Underlying the emotions were tough memories. The space shuttle Challenger had blown up two missions before.

Many of us at the cape that March morning had worked the Challenger tragedy in some capacity.

We were space junkies. Our press passes provided sensational seats to the shuttle ride. But, three years earlier, we’d learned those seats can hurt.

Still, we gathered again, some in the media grandstand and others along the camera riser. Ahead of us, at the horizon, stood the shuttle launch pad, heating up. To the upper right, do you recognize the iconic mission countdown clock?

Nine minutes to launch, we reporters settled down. It’s our ride, too, a journey of sensory overload magnified and delayed by pressure and sound waves. Physics I still don’t understand.

Finally, Discovery launches.

I eyeball the countdown clock and begin to pray. Under my breath, my mantra becomes “please get us past “Go to throttle up.’ ” Those became NASA’s last words before Challenger exploded.

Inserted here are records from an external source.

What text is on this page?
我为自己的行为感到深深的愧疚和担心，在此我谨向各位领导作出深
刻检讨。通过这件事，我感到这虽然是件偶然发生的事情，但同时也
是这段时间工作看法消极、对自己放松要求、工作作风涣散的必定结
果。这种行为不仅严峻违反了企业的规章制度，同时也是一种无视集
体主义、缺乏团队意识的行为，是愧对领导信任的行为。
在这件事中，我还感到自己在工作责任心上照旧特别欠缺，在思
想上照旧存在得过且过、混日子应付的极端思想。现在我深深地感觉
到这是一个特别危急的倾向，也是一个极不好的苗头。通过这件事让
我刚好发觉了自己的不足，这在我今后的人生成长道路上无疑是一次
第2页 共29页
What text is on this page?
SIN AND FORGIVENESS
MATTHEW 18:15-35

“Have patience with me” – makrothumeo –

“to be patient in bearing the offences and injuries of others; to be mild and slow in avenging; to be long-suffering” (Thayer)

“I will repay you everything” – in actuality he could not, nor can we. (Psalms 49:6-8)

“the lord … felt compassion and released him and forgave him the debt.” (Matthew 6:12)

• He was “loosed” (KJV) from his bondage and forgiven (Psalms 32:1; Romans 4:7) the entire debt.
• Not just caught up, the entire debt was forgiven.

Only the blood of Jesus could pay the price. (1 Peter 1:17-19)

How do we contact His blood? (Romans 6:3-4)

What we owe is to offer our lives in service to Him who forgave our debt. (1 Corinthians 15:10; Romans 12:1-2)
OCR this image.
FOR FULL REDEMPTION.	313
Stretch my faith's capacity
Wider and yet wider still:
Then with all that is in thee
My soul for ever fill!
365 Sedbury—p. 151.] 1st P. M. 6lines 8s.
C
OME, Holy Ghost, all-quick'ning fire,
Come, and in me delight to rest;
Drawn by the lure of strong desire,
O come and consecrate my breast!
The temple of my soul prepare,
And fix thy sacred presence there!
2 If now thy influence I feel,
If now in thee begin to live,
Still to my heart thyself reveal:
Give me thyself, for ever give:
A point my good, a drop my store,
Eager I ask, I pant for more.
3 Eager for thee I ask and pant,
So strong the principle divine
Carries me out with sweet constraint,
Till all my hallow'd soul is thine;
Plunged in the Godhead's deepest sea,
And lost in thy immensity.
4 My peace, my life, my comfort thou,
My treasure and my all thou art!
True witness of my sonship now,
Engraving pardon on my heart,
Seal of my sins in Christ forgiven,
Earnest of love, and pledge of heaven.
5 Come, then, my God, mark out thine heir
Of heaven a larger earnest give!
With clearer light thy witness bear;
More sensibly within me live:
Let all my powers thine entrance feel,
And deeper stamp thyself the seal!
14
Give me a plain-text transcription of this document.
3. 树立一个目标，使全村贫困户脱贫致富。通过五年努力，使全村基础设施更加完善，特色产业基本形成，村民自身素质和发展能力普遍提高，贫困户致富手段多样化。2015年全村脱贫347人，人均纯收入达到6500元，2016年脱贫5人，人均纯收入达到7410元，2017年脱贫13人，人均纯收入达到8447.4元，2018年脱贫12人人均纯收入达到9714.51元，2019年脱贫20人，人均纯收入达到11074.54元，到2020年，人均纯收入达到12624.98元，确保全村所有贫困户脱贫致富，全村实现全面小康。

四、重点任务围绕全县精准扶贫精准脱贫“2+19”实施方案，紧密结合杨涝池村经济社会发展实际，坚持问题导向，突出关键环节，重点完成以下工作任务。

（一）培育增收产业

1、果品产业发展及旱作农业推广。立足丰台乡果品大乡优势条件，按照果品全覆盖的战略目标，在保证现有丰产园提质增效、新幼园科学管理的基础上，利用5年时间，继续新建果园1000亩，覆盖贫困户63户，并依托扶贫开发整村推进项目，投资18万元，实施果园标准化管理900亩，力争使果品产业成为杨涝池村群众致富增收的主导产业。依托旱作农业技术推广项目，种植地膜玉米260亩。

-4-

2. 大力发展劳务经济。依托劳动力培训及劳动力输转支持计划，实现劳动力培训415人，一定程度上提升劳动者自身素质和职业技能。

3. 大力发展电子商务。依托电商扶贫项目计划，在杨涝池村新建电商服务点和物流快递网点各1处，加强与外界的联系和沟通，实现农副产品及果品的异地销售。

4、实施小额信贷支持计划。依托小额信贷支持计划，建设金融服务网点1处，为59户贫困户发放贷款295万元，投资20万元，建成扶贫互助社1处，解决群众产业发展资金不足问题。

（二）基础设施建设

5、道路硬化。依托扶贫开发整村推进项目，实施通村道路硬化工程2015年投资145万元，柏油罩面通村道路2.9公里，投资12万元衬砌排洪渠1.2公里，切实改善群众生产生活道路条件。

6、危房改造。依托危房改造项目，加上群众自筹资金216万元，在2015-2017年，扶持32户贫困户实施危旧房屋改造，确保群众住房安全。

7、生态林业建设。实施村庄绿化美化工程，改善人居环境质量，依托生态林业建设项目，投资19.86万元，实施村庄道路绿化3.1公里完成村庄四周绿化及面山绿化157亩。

As I pray, the ground rumbles as if a thousand trains are heading our way. The roar booms, threatening to raise us all up. I cup my ears. Teeth chatter, toes digging into floorboards. Where’s terra firma?

The winds arrive next, engulfing us in sensations that collide like shipwrecks, stacking one atop another. I brace my feet, clasp my desk space with both hands. My shirt billows in and out against my chest and stomach. The hair on my arms jerks to standing as my head curls vanish.

As quickly, it’s 75 seconds, we’re past go to throttle up and now, it’s all a memory. Giddy with overwhelm, I reach for my pocket camera, hands shaking. The professional must transcend the personal. 

After the camera’s film is developed, I spot the blackbird flying close to the space shuttle

How did she survive Discovery’s launch? 

Later I realize the bird was probably flying as far from the launch pad as where I was standing.

Perspective matters.

Isn’t that why we journey? To feel and to see?